Er berührte das Fell des Katers. „Bist du weich!“, rief er aus. „Das ist ja schon fast ein Verbrechen, so weich zu sein, du Verführer! Kein Wunder, dass dich alle so gern streicheln. Alle inklusive meiner Person. Sag mal, bist du etwa der Mikosch?“ Als er Mikosch gesagt hatte, hatte der Kater die Ohren zu ihm gedreht und sie gespitzt. „OK.“, sagte Shimar. „Aber der Mikosch ist doch schon seit mindestens 800 Jahren tot. Wenn ich dir hier also begegne, dann heißt das ja, ich bin auch …“

Er dachte kurz nach und wiegte den Kopf hin und her. Dann verfinsterte sich der Ausdruck in seinem Gesicht und er sagte mürrisch: „Ich bin tot! Na toll! Beschissen! Oh, Mann! Wenn ein Tag schon so anfängt! Scheißmorgen! Ist heute vielleicht Montag?!“

Ein weiteres kleines Tier kam aus einem Weg gewuselt. Es war eine kleine weiße Hündin. Sie rannte auf Mikosch und ihn zu und wuselte um beide und die Bank herum. Wenn immer sie vor ihm stand, machte sie kurz halt und stellte sich mit Schwung auf ihre Hinterpfoten, um dann mit dem Schwanz wedelnd ein lautes: „Ruuuuu!“, mit weit aufgerissener Schnauze von sich zu geben.

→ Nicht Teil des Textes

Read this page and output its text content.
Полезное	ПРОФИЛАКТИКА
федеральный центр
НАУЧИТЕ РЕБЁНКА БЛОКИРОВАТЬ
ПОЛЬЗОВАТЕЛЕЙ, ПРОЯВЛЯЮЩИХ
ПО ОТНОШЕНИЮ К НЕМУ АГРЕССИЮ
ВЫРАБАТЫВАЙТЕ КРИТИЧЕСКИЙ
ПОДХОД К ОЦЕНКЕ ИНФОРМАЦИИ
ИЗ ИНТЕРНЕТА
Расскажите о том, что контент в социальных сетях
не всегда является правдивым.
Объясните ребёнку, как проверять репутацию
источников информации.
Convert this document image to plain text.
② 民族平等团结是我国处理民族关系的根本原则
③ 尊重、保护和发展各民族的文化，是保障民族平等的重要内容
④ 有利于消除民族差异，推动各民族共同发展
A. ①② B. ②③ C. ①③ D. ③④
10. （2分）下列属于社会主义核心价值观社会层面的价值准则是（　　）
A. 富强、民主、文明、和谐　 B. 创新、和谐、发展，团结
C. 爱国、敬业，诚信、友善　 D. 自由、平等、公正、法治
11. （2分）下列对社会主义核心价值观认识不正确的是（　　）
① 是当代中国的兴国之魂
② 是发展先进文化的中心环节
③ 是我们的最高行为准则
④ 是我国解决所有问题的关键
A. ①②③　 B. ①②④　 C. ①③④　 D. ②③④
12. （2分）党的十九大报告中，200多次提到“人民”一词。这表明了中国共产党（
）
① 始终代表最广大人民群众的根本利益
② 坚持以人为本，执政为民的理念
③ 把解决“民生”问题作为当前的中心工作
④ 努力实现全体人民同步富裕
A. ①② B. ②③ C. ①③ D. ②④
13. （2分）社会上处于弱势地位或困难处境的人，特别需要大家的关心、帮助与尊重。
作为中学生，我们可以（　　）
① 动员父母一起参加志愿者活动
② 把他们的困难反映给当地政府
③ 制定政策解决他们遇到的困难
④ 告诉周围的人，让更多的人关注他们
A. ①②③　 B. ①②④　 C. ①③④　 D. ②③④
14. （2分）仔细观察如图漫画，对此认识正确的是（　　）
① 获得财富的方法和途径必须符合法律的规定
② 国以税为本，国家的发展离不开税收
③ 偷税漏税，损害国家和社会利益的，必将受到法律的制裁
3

Shimar, der dem Verhalten der Kleinen lange zugesehen hatte, musste anfangen zu lachen. Ob er nun wollte oder nicht. Ihr fliegendes Fell und ihr Gebaren waren einfach zu lustig, zumal sie jetzt auch noch ihre Vorderbeine einknickte, ihren Hintern mit dem immer noch wedelnden Schwanz in die Luft streckte und mit ihren jetzt freien Vorderpfoten immer wieder über ihr Gesicht wischte, das sie nur erreichen konnte, weil sie ihren Kopf von rechts nach links über den Boden schleifte. Dabei grunzte sie genießerisch.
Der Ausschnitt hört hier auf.